Hi, I am in the process of rewiring /reconnecting all of the wires from my fuse panel to all of the proper connections having a diagram of where every plug goes to the correct place is essential . I removed the whole dashboard w/core and had New padded dash put on the Core . It took so long 1 1/2 to get the dashboard back from the people that did the restoring I have forgotten a few connections . I want to be sure that it is done correctly . Please let me know if you could help me ? Thank You for your time . Wayne C. Johnson ,52 Londonderry Drive , Easton Md. 21601 -- 410-443-8383 cell Again Thanks


----------



## Valerie (May 9, 2020)

Q5Grafx said:


> i have the absolute best 1969 gto wiring diagram available but cant figure out how to post them here. I made a color coded Autocad drawing of the wiring diagram that has tags on each wire showing the color and gauge in autocad and .pdf if anyone wants them just send me a msg and ill get them to you. i have printed one out at Ansi E size and it looks awesome. i can also be reached at [email protected] made this for a gto i had and have now sold but will give away these files to anyone who wants them free.


I would love to have the files for a 1969 GTO wiring harness. My Dad is giving me our family car. He bought it new and it was our childhood car. I learned to drive on that car. Now it sits in garage. What a shame...right? I want to drive it in our hometown parade and take it to our classic car club. Can you help me with those drawings? Please send them to [email protected]

Thank you


----------



## BearGFR (Aug 25, 2008)

aseylys said:


> Hi, so I apologize if this is a repeat of a discussion but I've been searching for some wiring diagrams for my '69 GTO. Does anyone have parts or the full set of diagrams for a '69?

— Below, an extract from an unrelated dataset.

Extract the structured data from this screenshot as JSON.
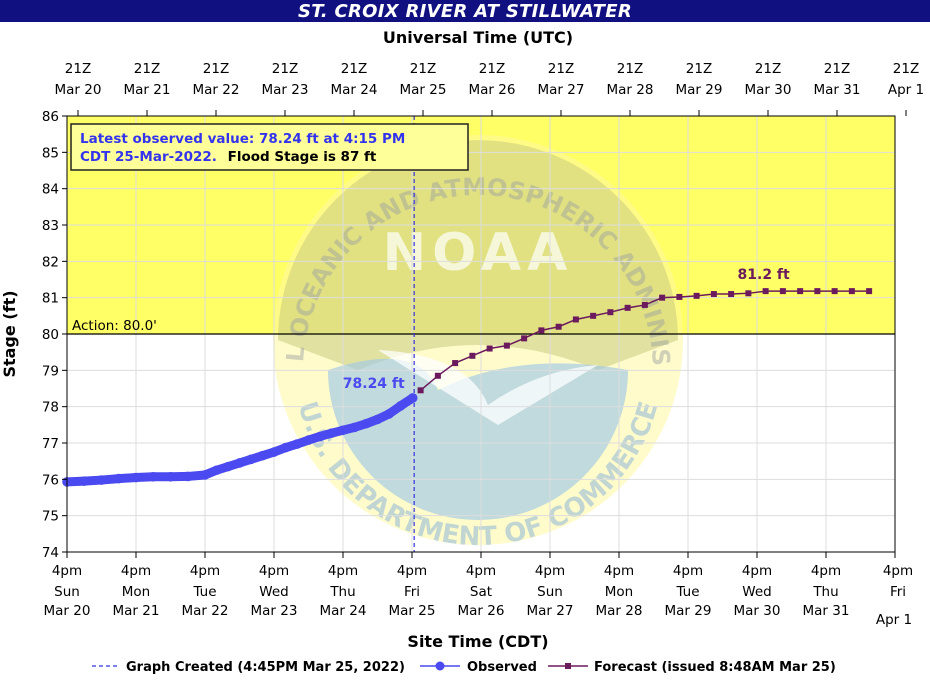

I bought mine from here: Color coded, laminated, awesome.

1969 Pontiac Lemans Tempest & GTO Color Wiring Diagram

Bear


----------



## Teknoid (Mar 25, 2021)

Q5Grafx said:


> i have the absolute best 1969 gto wiring diagram available but cant figure out how to post them here. I made a color coded Autocad drawing of the wiring diagram that has tags on each wire showing the color and gauge in autocad and .pdf if anyone wants them just send me a msg and ill get them to you. i have printed one out at Ansi E size and it looks awesome. i can also be reached at [email protected] made this for a gto i had and have now sold but will give away these files to anyone who wants them free.


Hi,
Do you still have the 1969 GTO wiring diagram? I am redoing a convertible.
Thanks,
Fred


----------